PARAMOUNT, Calif. — The pandemic cost one woman her dearest loved ones and her most stable source of income.

Progress Park in Paramount was a meaningful place for Martha Davila, a single mom who lives nearby. Her daughter went to school right around the corner, so Davila used to bring her mom, who was in a wheelchair, to the park to see her granddaughter.


What You Need To Know

  • Martha Davila is a single mother in Paramount

  • She was an in-home caregiver for both her mother and older brother

  • They both died due to COVID-19; Davila was also sickened by the virus

  • The union representing Davila is distributing PPE and promoting the vaccine while promising more help is on the way

“Coming to this park really revives a lot of memories,” Davila said.

On her phone is the last photo Davila has of her mom, who died in a hospital, alone, two days before Christmas. Coronavirus also took Davila’s older brother soon after.

The state’s In-Home Supportive Services Program paid Davila to be their full-time caregiver up until they had to be hospitalized. Both had diabetes and required multiple dialysis sessions every week.

This is a common, if not overlooked, frontline job many are doing from inside their own homes. A recent study from the AARP states, “More than 1 in 5 Americans (21.3 percent) are caregivers, having provided care to an adult or child with special needs at some time in the past 12 months. This totals an estimated 53 million adults in the United States.”

“We need more protection. We really need more protection,” Davila said.

When the coronavirus started to ravage her household, Davila was making her own masks out of old clothes. It didn’t work, and so she herself got the virus.

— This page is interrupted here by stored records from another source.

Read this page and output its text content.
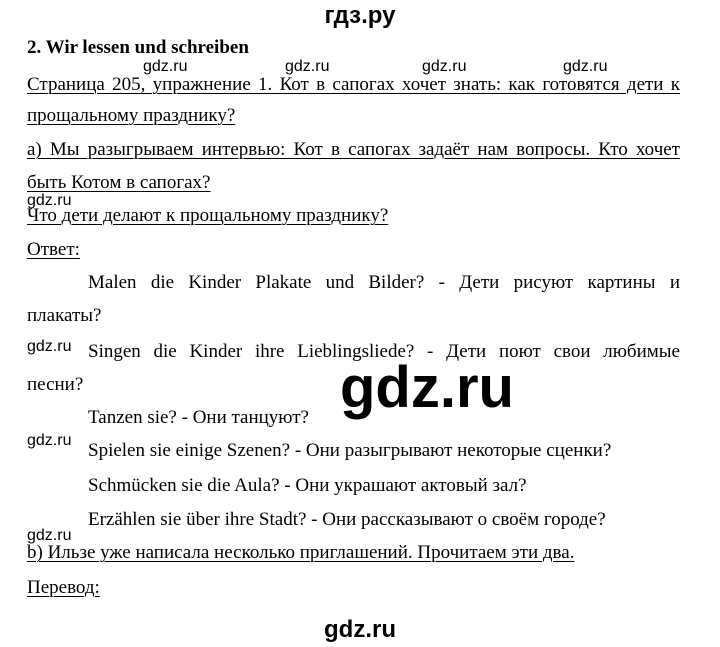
гдз.ру
2. Wir lessen und schreiben
gdz.ru	gdz.ru	gdz.ru	gdz.ru
Страница 205, упражнение 1. Кот в сапогах хочет знать: как готовятся дети к
прощальному празднику?
а) Мы разыгрываем интервью: Кот в сапогах задаёт нам вопросы. Кто хочет
быть Котом в сапогах?
gdz.ru
Что дети делают к прощальному празднику?
Ответ:
Malen die Kinder Plakate und Bilder? - Дети рисуют картины и
плакаты?
gdz.ru Singen die Kinder ihre Lieblingsliede? - Дети поют свои любимые
песни?	gdz.ru
Tanzen sie? - Они танцуют?
gdz.ru Spielen sie einige Szenen? - Они разыгрывают некоторые сценки?
Schmücken sie die Aula? - Они украшают актовый зал?
gdz.ru
Erzählen sie über ihre Stadt? - Они рассказывают о своём городе?
b) Ильзе уже написала несколько приглашений. Прочитаем эти два.
Перевод:
gdz.ru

The union representing long-term care workers, SEIU Local 2015, is supposed to protect Davila. It has more than 400,000 members in California, including those who work in skilled nursing facilities and assisted living centers.

Since the union has a base in Long Beach, they recently pushed the city council to pass a resolution. Executive Vice President Dereck Smith said this is a promise to provide sick leave, hazard pay, and personal protective equipment, the lack of which was deadly.

“It is too little, too late, and this is why as a union, we have to continue to advocate for changes,” Smith said.

Smith said the union’s top priority is getting members and care receivers vaccinated. Davila already got her shots, which is always the first question she gets asked in interviews for her next job.

She still hasn’t been able to lay her loved ones’ ashes to rest.

“It’s kind of like you have a sunny day. All of a sudden, the clouds start to close up, and you have thunder on top of you,” Davila said.